Pi in my Eye
I am an escapist. This is only the second time in recent memory that I've demonstrated it so definitively. The first time was when on the eve of a final year exam paper I was severely unprepared for, I did this: after covering only 1/5th of the syllabus stock, I climbed into my loft, pulled out Gone with the Wind marvelled at the film poster cover art and read the novel, end to end till the exam morning. even down to revisiting the most modestly arousing stretches. This behaviour is nothing short of depraved and a signal of something rugged sounding in psychology.
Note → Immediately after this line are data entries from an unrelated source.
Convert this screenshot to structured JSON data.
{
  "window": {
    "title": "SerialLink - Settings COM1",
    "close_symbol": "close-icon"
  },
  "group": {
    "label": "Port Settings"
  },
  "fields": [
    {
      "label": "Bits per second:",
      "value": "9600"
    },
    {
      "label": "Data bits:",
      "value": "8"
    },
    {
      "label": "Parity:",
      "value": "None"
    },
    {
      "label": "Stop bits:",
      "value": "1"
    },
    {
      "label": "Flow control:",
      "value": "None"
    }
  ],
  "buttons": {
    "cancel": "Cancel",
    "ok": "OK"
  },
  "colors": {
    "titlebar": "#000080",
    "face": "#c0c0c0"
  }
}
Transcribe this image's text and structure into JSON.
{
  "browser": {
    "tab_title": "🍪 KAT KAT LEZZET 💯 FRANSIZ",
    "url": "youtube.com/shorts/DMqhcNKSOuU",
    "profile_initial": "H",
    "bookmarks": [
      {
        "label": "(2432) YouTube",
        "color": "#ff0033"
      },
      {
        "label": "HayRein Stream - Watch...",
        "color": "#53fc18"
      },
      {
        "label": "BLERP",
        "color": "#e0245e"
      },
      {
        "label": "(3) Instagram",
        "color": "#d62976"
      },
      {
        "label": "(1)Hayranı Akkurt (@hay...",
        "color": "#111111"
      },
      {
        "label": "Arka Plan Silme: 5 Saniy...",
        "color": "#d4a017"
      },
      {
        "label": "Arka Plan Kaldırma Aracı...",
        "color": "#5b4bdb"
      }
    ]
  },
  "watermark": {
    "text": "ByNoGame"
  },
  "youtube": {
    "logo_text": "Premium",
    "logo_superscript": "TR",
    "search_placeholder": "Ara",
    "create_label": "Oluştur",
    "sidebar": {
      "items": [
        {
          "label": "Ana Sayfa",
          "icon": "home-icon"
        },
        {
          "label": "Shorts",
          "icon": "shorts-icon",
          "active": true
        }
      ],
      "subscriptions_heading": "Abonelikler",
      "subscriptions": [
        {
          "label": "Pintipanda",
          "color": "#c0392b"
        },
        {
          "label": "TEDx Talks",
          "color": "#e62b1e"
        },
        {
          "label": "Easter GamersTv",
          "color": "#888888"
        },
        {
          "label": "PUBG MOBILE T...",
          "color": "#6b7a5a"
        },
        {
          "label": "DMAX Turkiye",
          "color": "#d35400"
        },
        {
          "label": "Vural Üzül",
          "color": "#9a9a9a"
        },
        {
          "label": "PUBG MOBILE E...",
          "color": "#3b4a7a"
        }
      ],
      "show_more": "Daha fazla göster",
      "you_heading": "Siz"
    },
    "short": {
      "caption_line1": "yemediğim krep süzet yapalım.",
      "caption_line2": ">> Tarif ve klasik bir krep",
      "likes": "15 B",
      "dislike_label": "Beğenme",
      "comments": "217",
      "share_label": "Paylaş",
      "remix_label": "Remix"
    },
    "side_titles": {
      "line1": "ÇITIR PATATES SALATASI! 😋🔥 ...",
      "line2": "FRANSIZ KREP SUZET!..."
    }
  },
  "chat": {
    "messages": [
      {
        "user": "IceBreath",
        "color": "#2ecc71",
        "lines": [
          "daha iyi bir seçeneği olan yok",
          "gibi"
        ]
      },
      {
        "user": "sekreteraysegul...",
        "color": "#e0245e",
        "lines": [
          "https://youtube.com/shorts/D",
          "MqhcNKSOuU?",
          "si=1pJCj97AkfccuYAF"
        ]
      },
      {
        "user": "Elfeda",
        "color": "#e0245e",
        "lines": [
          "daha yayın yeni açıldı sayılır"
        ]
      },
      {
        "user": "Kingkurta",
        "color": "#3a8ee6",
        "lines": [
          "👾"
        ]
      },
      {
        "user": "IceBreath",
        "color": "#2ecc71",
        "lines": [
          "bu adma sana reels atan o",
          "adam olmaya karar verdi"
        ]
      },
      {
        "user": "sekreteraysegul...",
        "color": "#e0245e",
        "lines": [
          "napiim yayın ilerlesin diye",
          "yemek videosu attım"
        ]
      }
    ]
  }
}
This time it's a freelance assignment I have to submit on Saturday. I had a whole weekend; sure I did all the relevant reading but something hard was coming in the way of putting it to msword. Then in crucial midweek ie. wednesday, I stole into my sister's room and saw this on her bed: Life of Pi. Who would have though this neighbour of mine, who was going through an Agatha Christie phase (for crying out!), would have the better sense to pick up Pi? I took it away and read it cover to cover and returned it the next day (today). It bears pointing out here that I am a notoriously slow reader in the best of circs. So all this flash reading says something?
As for the assignment, I still have 2 more rolling pages to fix together.
As for Life of Pi - read it!
(I like the way he's mimicked an Indian boy's thoughts but somehow it's easy to see where he was kind of stretching it; like aspects of the Mahabaratha or whatever that only firangs would end up bothering with and other pretty unlikely thinkings.
But Richard Parker and the possibilities are gripping. Read it.)
Yann Martel is exciting.
2 Comments:
what to do, finny - the mundane just doesn't motivate you... you are destined to suffer in this world :). at least till you find that magic lantern inside.
enjoy!
I like the magic lantern part. everyone has to find theirs too right?